Ged Talbot: [Lacht] Ich glaube das liegt daran, dass Rennspiele größtenteils ein Test deiner eigenen Fähigkeiten sind. Und wie ich schon vorhin gesagt habe, wurden die Spiele immer realistischer. Fast alles daran wurde mehr und mehr zu einem Test des Könnens - Bremsen, Schalten, Beschleunigen zur richtigen Zeit, - und es gibt immer weniger Raum für Fehler.
Ich glaube, weil das dich als Person so bestraft und du natürlich das Gefühl haben willst, etwas erreicht zu haben, kann es sehr frustrierend sein. In einem normalen Shooter hast du unzählige Gelegenheiten für Erfolgserlebnisse. Da ist ja jeder gute Treffer schon eines. Meiner Meinung nach sind sie nicht ganz so Skill-basiert, sondern eher Ereignis-basiert. Das wirkt der Frustration entgegen.

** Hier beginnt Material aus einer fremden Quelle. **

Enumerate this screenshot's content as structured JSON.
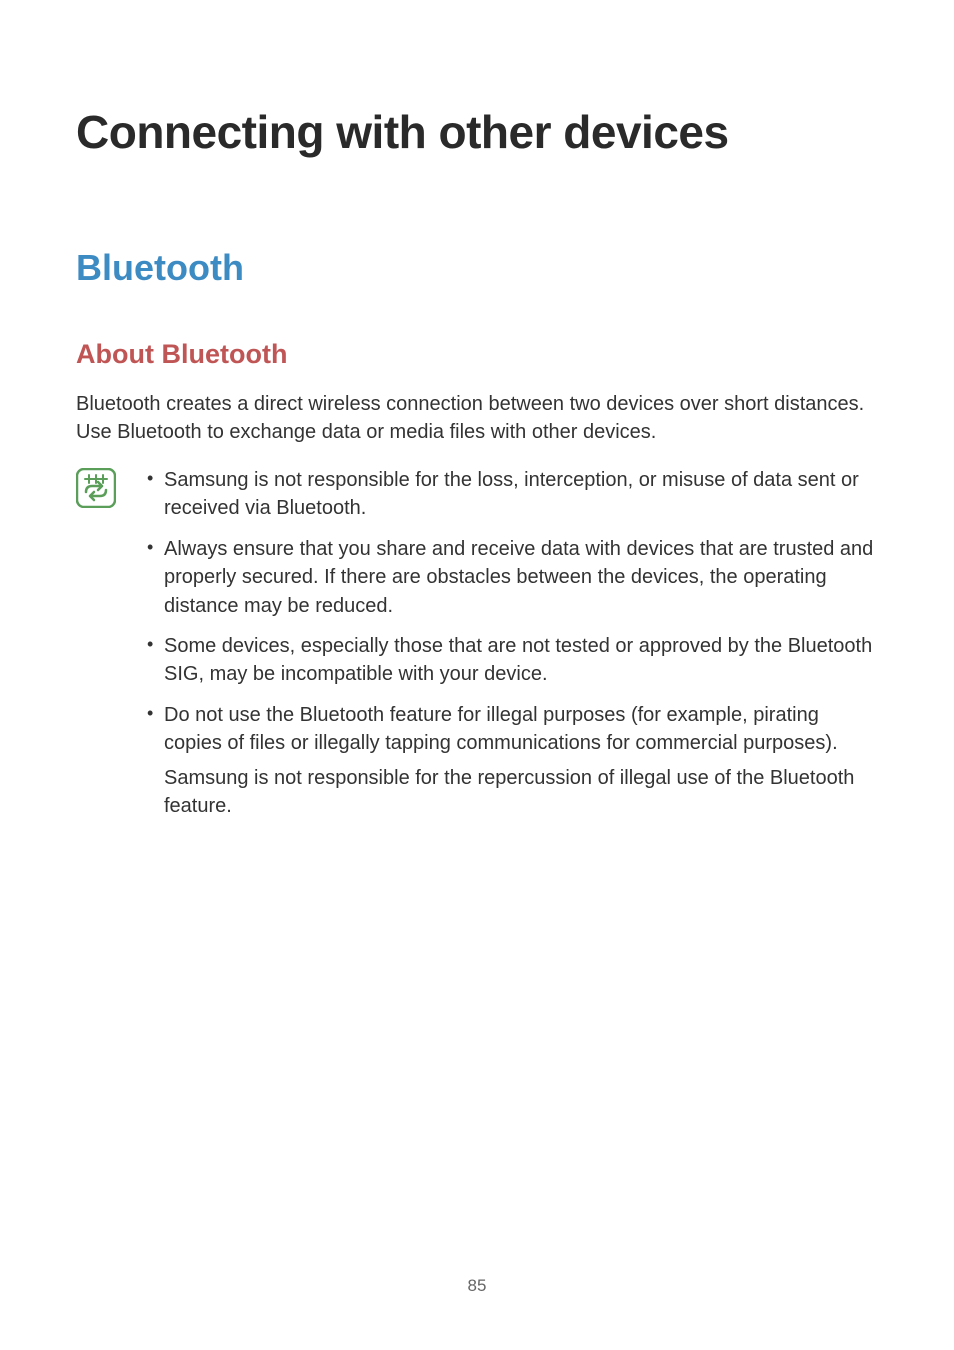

Eurogamer: Bizarre ist ganz schön gewachsen, oder?
Ged Talbot: Ja, massiv über die letzten zehn Jahren. Als ich anfing, waren wir 53 Leute oder so. Jetzt gehen wir langsam auf die 200 zu. Es ist die Sorte Firma, in die Leute kommen und niemals wieder gehen. Wir haben da eine sehr strenge Anstellungspolitik.
Wir laden viele Leute zu Vorstellungsgesprächen ein, von denen aber immer nur wenige genommen werden. Über die Zeit hatten wir einen steten Zufluss von Leuten. Und es waren immer die richtigen. Die Firma wächst also immer weiter. Technisch gesehen sind wir jetzt ein mittelständisches Unternehmen. Es lief gut für uns.
Eurogamer: Was ist eigentlich mit den anderen tollen Marken, die Bizarre Creations so hat. Ich denke da an Fur Fighters oder, wenn ich mal ganz weit zurück gehen darf, The Killing Game Show, von dem ein Poster im Korridor hängt. Könntet ihr euch vorstellen, die wiederzubeleben?
Ged Talbot: Oh ja! Wir sind eine große Firma. Wir haben immer mindestens zwei Teams bei der Arbeit, manchmal drei. Im Moment konzentriert sich das ehemalige PGR-Team auf Blur, während das andere Team an einem Spiel sitzt, über das ich noch nichts verraten darf. Also: "Watch this space!"